In [1]:
import pandas as pd
from sklearn.model_selection import train_test_split
from spacy.lang.es import Spanish
from spacy.lang.pt import Portuguese
from spacy.tokenizer import Tokenizer
from sklearn.metrics import balanced_accuracy_score
from multiprocessing import  Pool
import numpy as np
import fasttext
import csv

## Preprocess

In [2]:
# Load Dataset
data_train = pd.read_csv('../data/train.csv',nrows=1000000)
data_test = pd.read_csv('../data/test.csv')

In [3]:
def parallelize_dataframe(df, func, n_cores=8):
    df_split = np.array_split(df, n_cores)
    pool = Pool(n_cores)
    df = pd.concat(pool.map(func, df_split))
    pool.close()
    pool.join()
    return df

In [4]:
def preprocess(df):
    nlp_es = Spanish()
    nlp_pt = Portuguese()
    mask_spanish    = df["language"] == 'spanish'
    mask_portuguese = df["language"] == 'portuguese'
    df.loc[mask_spanish, "tokens"] = df["title"].apply(lambda x: ' '.join([tok.text.lower() for tok in nlp_es.tokenizer(x) if 
                                                                          tok.is_alpha and not (tok.is_digit or tok.is_stop or len(tok.text) == 1)]))
    df.loc[mask_portuguese, "tokens"] = df["title"].apply(lambda x: ' '.join([tok.text.lower() for tok in nlp_pt.tokenizer(x) if
                                                                             tok.is_alpha and not (tok.is_digit or tok.is_stop or len(tok.text) == 1)]))
    df["label"] = df["category"].apply(lambda x: '__label__'+ x)
    return df[["label","tokens"]]

In [5]:
def preprocess_test(df):
    nlp_es = Spanish()
    nlp_pt = Portuguese()
    mask_spanish    = df["language"] == 'spanish'
    mask_portuguese = df["language"] == 'portuguese'
    df.loc[mask_spanish, "tokens"] = df["title"].apply(lambda x: ' '.join([tok.text.lower() for tok in nlp_es.tokenizer(x) if 
                                                                          tok.is_alpha and not (tok.is_digit or tok.is_stop or len(tok.text) == 1)]))
    df.loc[mask_portuguese, "tokens"] = df["title"].apply(lambda x: ' '.join([tok.text.lower() for tok in nlp_pt.tokenizer(x) if
                                                                             tok.is_alpha and not (tok.is_digit or tok.is_stop or len(tok.text) == 1)]))
    return df[["id","tokens"]]

In [6]:
def create_fasttext_split_files(train_df, test_df):
    # train and validation set files
    train = parallelize_dataframe(train_df, preprocess)
    X_train, X_val, y_train, y_val = train_test_split(train["tokens"], train["label"], test_size=0.05, random_state=42, stratify=train["label"])
    train_fasttext = pd.concat([y_train,X_train], axis=1)
    val_fasttext = pd.concat([y_val,X_val], axis=1)
    train_fasttext.to_csv('../data/small/train_fasttext.csv',index=False, sep=' ', header=False, quoting=csv.QUOTE_NONE, quotechar="", escapechar=" ")
    val_fasttext.to_csv('../data/small/val_fasttext.csv',index=False, sep=' ', header=False, quoting=csv.QUOTE_NONE, quotechar="", escapechar=" ")   
    
    #test set file
    test = parallelize_dataframe(test_df, preprocess_test)
    test["tokens"].to_csv("../data/small/test_fasttext.txt",index=False,header=False,line_terminator='\n')

In [8]:
%time create_fasttext_split_files(data_train, data_test)

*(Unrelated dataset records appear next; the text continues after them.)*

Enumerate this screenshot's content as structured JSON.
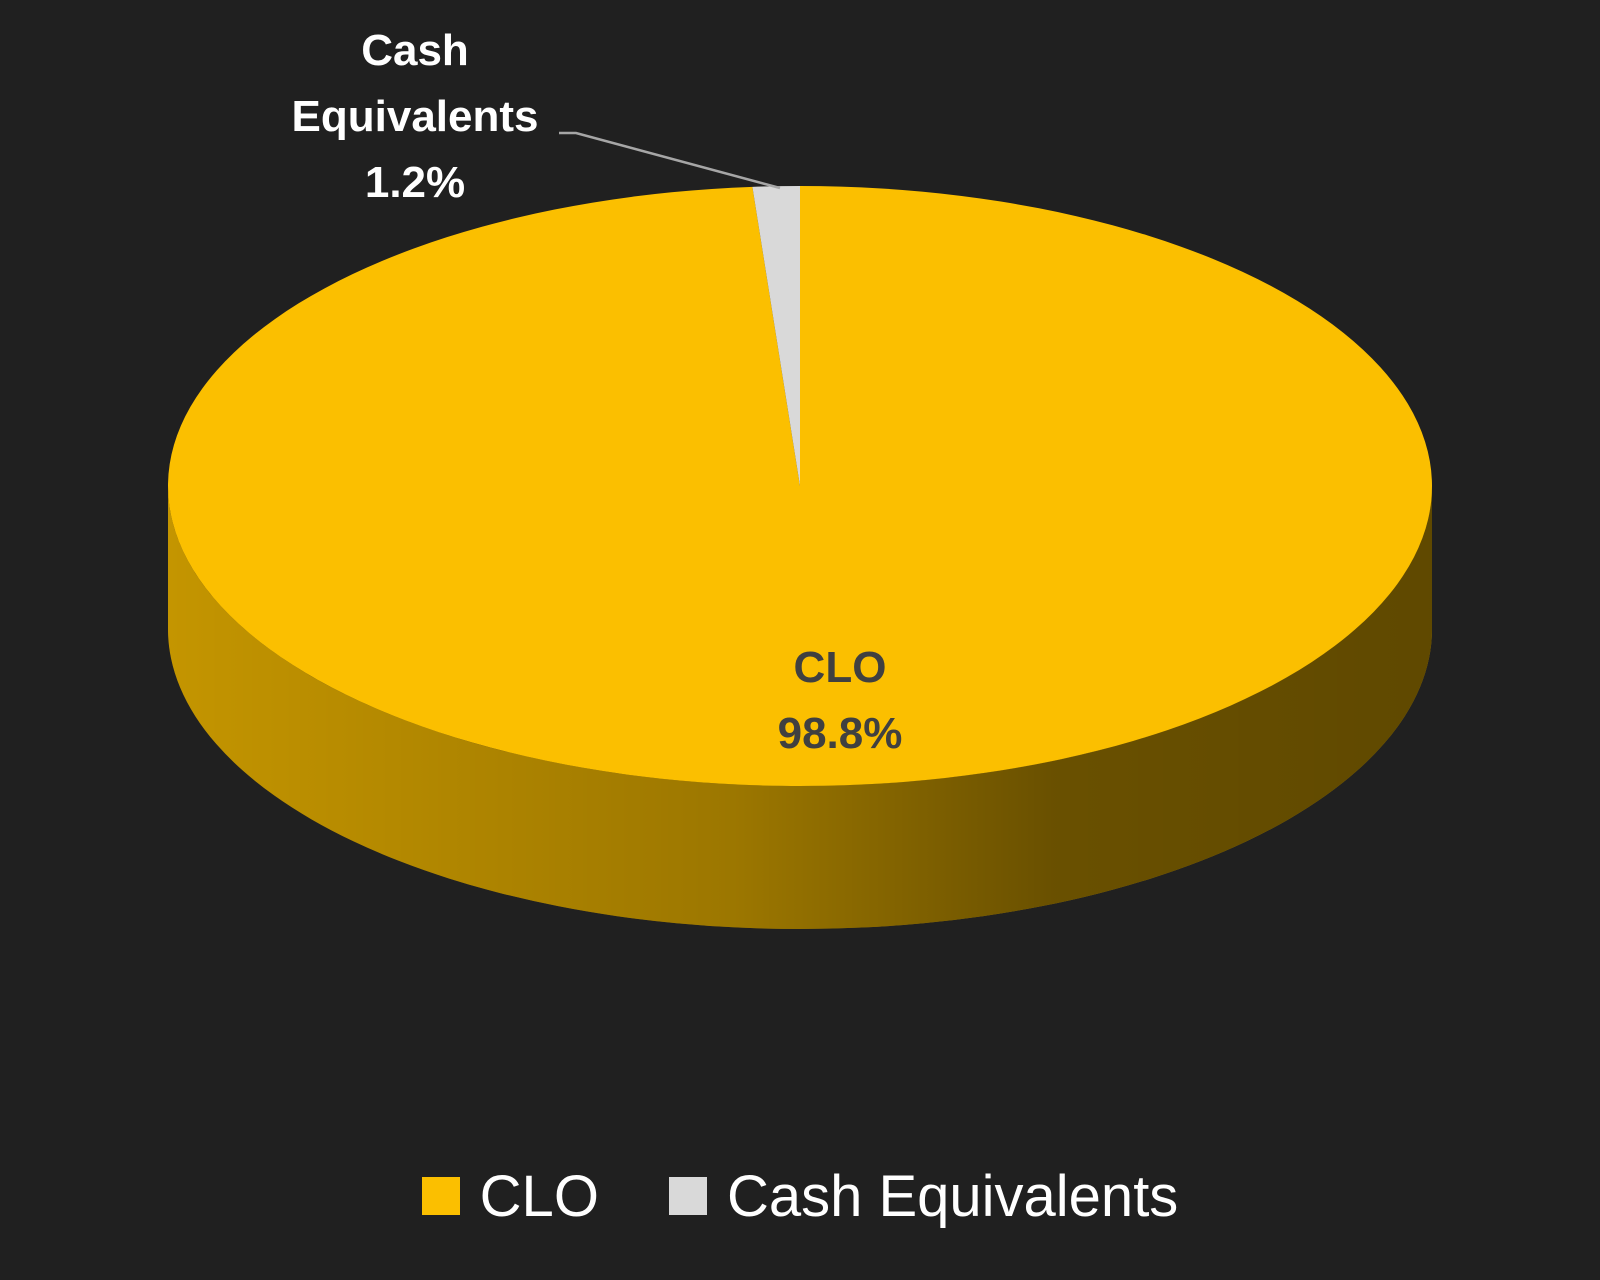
{
  "chart_data": {
    "type": "pie",
    "categories": [
      "CLO",
      "Cash Equivalents"
    ],
    "values": [
      98.8,
      1.2
    ],
    "value_labels": [
      "98.8%",
      "1.2%"
    ],
    "colors": [
      "#fbbf00",
      "#d9d9d9"
    ],
    "legend": "bottom"
  }
}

CPU times: user 9.3 s, sys: 1.32 s, total: 10.6 s
Wall time: 1min 39s


## Training

In [11]:
%time model = fasttext.train_supervised(input="../data/small/train_fasttext.csv", epoch=25, lr=0.5, wordNgrams=2, thread=8)

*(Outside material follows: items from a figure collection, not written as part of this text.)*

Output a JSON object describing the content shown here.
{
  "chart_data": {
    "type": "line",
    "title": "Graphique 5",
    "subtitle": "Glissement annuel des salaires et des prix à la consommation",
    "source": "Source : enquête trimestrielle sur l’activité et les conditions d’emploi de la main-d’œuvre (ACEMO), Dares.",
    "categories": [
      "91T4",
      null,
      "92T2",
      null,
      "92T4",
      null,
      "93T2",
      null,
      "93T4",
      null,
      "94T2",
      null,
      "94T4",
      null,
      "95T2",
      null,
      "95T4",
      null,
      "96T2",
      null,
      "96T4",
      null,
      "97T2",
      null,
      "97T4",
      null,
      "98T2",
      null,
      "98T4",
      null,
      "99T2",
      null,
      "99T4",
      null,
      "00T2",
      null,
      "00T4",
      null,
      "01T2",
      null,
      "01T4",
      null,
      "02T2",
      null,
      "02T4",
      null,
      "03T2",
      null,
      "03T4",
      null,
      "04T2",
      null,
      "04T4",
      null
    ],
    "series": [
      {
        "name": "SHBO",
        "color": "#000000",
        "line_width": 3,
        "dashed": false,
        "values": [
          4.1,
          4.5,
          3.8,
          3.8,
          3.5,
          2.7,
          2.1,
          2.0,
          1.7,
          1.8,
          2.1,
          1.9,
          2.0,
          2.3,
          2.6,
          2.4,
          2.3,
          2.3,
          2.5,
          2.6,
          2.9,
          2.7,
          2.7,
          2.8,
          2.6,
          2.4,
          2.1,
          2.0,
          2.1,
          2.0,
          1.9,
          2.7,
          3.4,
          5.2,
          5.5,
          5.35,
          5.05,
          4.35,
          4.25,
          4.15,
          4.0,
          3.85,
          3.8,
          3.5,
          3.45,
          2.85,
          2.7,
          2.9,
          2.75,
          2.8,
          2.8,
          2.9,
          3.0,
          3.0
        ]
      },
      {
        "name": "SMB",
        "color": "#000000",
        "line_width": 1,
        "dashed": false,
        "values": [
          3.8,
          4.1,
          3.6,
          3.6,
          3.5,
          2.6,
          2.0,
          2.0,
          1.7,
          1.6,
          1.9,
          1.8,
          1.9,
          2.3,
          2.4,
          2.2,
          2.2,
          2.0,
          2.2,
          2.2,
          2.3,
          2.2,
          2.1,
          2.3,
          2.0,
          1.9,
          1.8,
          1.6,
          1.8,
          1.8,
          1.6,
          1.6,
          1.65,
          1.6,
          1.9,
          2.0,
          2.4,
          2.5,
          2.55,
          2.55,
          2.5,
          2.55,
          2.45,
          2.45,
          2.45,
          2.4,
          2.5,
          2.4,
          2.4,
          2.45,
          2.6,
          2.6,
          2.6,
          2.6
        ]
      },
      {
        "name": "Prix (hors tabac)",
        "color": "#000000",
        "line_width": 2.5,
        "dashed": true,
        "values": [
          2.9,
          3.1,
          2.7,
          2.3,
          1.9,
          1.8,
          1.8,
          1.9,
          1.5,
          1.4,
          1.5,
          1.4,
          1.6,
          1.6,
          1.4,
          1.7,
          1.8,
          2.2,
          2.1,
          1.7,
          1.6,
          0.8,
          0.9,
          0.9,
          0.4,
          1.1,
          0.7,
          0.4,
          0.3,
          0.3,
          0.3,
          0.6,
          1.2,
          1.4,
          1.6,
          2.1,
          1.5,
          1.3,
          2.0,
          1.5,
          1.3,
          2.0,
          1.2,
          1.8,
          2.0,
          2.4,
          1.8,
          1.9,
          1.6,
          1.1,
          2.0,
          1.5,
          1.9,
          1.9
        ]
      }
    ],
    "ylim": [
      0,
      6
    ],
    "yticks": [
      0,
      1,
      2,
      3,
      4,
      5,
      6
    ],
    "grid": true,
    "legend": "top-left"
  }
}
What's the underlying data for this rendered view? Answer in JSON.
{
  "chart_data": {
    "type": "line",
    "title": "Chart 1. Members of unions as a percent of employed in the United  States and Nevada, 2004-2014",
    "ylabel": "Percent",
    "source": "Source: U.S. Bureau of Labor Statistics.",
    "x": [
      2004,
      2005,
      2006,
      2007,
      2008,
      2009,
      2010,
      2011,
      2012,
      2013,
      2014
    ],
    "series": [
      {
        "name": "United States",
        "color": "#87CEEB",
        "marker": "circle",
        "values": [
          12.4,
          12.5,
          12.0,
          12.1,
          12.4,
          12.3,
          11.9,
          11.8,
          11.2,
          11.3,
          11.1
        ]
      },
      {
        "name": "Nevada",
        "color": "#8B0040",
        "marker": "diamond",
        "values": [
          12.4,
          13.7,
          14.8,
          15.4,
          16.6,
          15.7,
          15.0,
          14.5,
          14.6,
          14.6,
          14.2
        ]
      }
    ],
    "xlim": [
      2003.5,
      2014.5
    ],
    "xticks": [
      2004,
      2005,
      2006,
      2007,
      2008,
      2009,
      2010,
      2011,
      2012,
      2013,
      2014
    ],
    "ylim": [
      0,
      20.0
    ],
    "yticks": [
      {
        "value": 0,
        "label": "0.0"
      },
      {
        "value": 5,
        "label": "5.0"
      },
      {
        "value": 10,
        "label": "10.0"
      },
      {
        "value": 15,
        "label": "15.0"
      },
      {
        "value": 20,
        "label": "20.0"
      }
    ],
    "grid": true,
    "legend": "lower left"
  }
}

CPU times: user 3h 14min 18s, sys: 4.97 s, total: 3h 14min 23s
Wall time: 24min 23s


In [12]:
%time model.test('../data/small/val_fasttext.csv')

CPU times: user 13.4 s, sys: 60 ms, total: 13.4 s
Wall time: 13.3 s


(50000, 0.82412, 0.82412)

In [None]:
model.predict('bici playera',5)

In [None]:
model.save_model("../models/small/model1.bin")

## Predict

In [None]:
test_data = pd.read_csv('../data/small/test_fasttext.csv',names=['tokens'])

In [None]:
predictions = model.predict(test["tokens"].values.tolist())

In [None]:
submission = pd.Series([x[0][9:] for x in predictions[0]])

In [None]:
submission.to_csv("./submissions/small/submission1.txt")